Damper windings or amortisseurs in the form of copper or brass rods are embedded in the pole faces, for damping rotor speed oscillations. The thrust bearing supports the mass of both the generator and turbine plus the hydraulic thrust imposed on the turbine runner and is located either above the rotor (“suspended unit”) or below the rotor (“umbrella unit”).

Thrust bearings are constructed of oil-lubricated, segmented, babbit-lined shoes. One or two oil lubricated generator guide bearings are used to restrain the radial movement of the shaft.

Fire protection systems are normally installed to detect combustion products in the generator enclosure, initiate rapid de-energization of the generator and release extinguishing material. Carbon dioxide and water are commonly used as the fire quenching medium.

Excessive unit vibrations may result from mechanical or magnetic unbalance. Vibration monitoring devices such as proximity probes to detect shaft run-out are provided to initiate alarms and unit shutdown.

The choice of generator inertia is an important consideration in the design of a hydroelectric plant. The speed rise of the turbine-generator unit under load rejection conditions, caused by the instantaneous disconnection of electrical load, is inversely proportional to the combined inertia of the generator and turbine.

Turbine inertia is normally about 5% of the generator inertia. During design of the plant, unit inertia, effective wicket gate or nozzle closing and opening times, and penstock dimensions are optimized to control the pressure fluctuations in the penstock and speed variations of the turbine-generator during load rejection and load acceptance.

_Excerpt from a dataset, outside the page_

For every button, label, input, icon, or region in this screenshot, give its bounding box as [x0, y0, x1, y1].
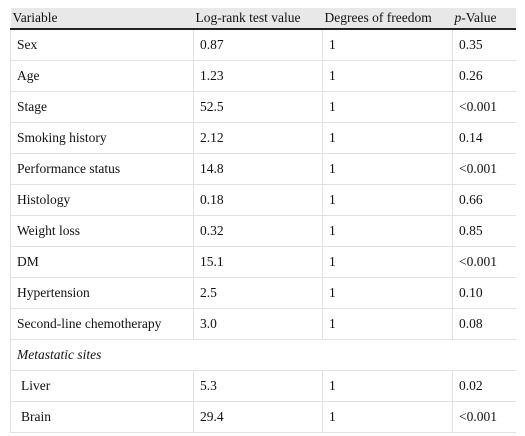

Speed variations may be reduced by increasing the generator inertia at added cost. Inertia can be added by increasing the mass of the generator, adjusting the rotor diameter, or by adding a flywheel. The unit inertia also has a significant effect on the transient stability of the electrical system, as this factor influences the rate at which energy can be moved in or out of the generator to control the rotor angle acceleration during system fault conditions.